ARCE – Amministrazione alle strette sulla chiusura dell’asilo nido.
Sono ben trecentosettanta le firme depositate ieri mattina al protocollo del comune di Arce per chiedere la riapertura della struttura comunale dedicata ai bimbi fino a tre anni. La “marcia dei passeggini”, questo è il nome con la quale, simpaticamente, è stata ribattezzata l’iniziativa, si sta estendendo a macchia d’olio. Sabato scorso le firme erano circa cento cinquanta, ieri, al momento della presentazione in comune, erano più che raddoppiate. Segno, senz’altro, di un malessere che sta interessando particolarmente le famiglie arcesi in questo inizio di autunno. Sull’argomento, poi, si sta muovendo su più versanti anche l’opposizione consiliare. Il consigliere Gianni Nardone, sta facendo sottoscrivere ai colleghi di minoranza un ordine del giorno aggiuntivo sull’argomento da presentare al presidente del consiglio comunale.

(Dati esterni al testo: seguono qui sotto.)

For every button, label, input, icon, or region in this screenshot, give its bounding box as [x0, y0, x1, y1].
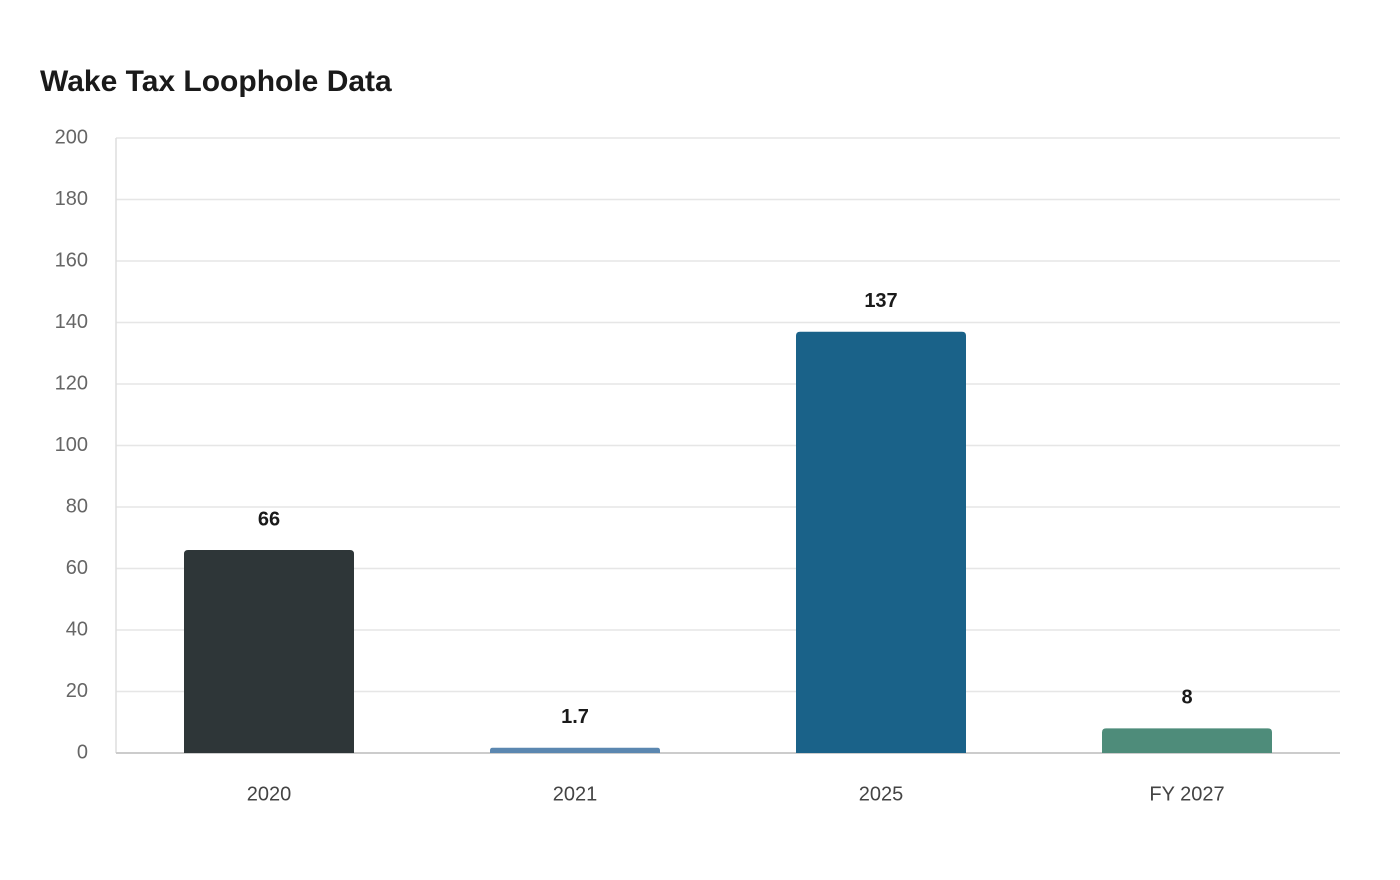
y-tick-label: 80 [66, 495, 88, 517]
y-tick-label: 140 [55, 311, 88, 333]
y-tick-label: 180 [55, 188, 88, 210]
value-label: 1.7 [561, 706, 589, 728]
x-tick-label: 2020 [247, 783, 292, 805]
y-tick-label: 200 [55, 126, 88, 148]
y-tick-label: 60 [66, 557, 88, 579]
bar [184, 550, 354, 753]
x-tick-label: 2025 [859, 783, 904, 805]
bar [1102, 728, 1272, 753]
y-tick-label: 0 [77, 741, 88, 763]
value-label: 66 [258, 508, 280, 530]
y-tick-label: 100 [55, 434, 88, 456]
value-label: 137 [864, 290, 897, 312]
y-tick-label: 40 [66, 618, 88, 640]
x-tick-label: 2021 [553, 783, 598, 805]
x-tick-label: FY 2027 [1149, 783, 1224, 805]
value-label: 8 [1181, 687, 1192, 709]
y-tick-label: 120 [55, 372, 88, 394]
y-tick-label: 20 [66, 680, 88, 702]
bar [490, 747, 660, 753]
bar [796, 331, 966, 753]
y-tick-label: 160 [55, 249, 88, 271]
chart-title: Wake Tax Loophole Data [40, 65, 392, 98]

«E’ un grande gesto di coraggio da parte di queste mamme – ha detto invece il capogruppo Sara Petrucci – chiedere di vedere riconosciuto il diritto a poter fruire di una struttura del genere. Eravamo uno dei primi paesi della Ciociaria ad offrire questo servizio, ora siamo uno dei pochi a non garantirlo. Il nido è la prima opportunità di socializzazione – ha spiegato ancora la Petrucci – per i bambini ed è fondamentale per la crescita, così com’è importante per le famiglie poter contare su di un luogo idoneo al quale poter affidare i propri figli».
«L’amministrazione comunale di Arce – ha detto l’ex assessore alle Politiche Sociali Marcello Marzilli – ora dovrà giocare a “carte scoperte” spiegando come abbia potuto accettare una macroscopica violazione dei termini di consegna dell’opera e come siano maturati i ritardi, gli errori, le variazioni, le modifiche in relazione all’effettiva realizzazione. E soprattutto il sindaco – ha concluso Marzilli – dovrà spiegare alle mamme di Arce come abbia potuto chiudere l’asilo senza preoccuparsi in tre anni di una soluzione alternativa».
Intanto, oltre alla presentazione delle firme il comitato dei genitori ha chiesto formalmente di poter organizzare una manifestazione di sensibilizzazione presso gli uffici del municipio per giovedì pomeriggio alle 16, durante la quale è stato auspicato un incontro tra i genitori e il sindaco Simonelli.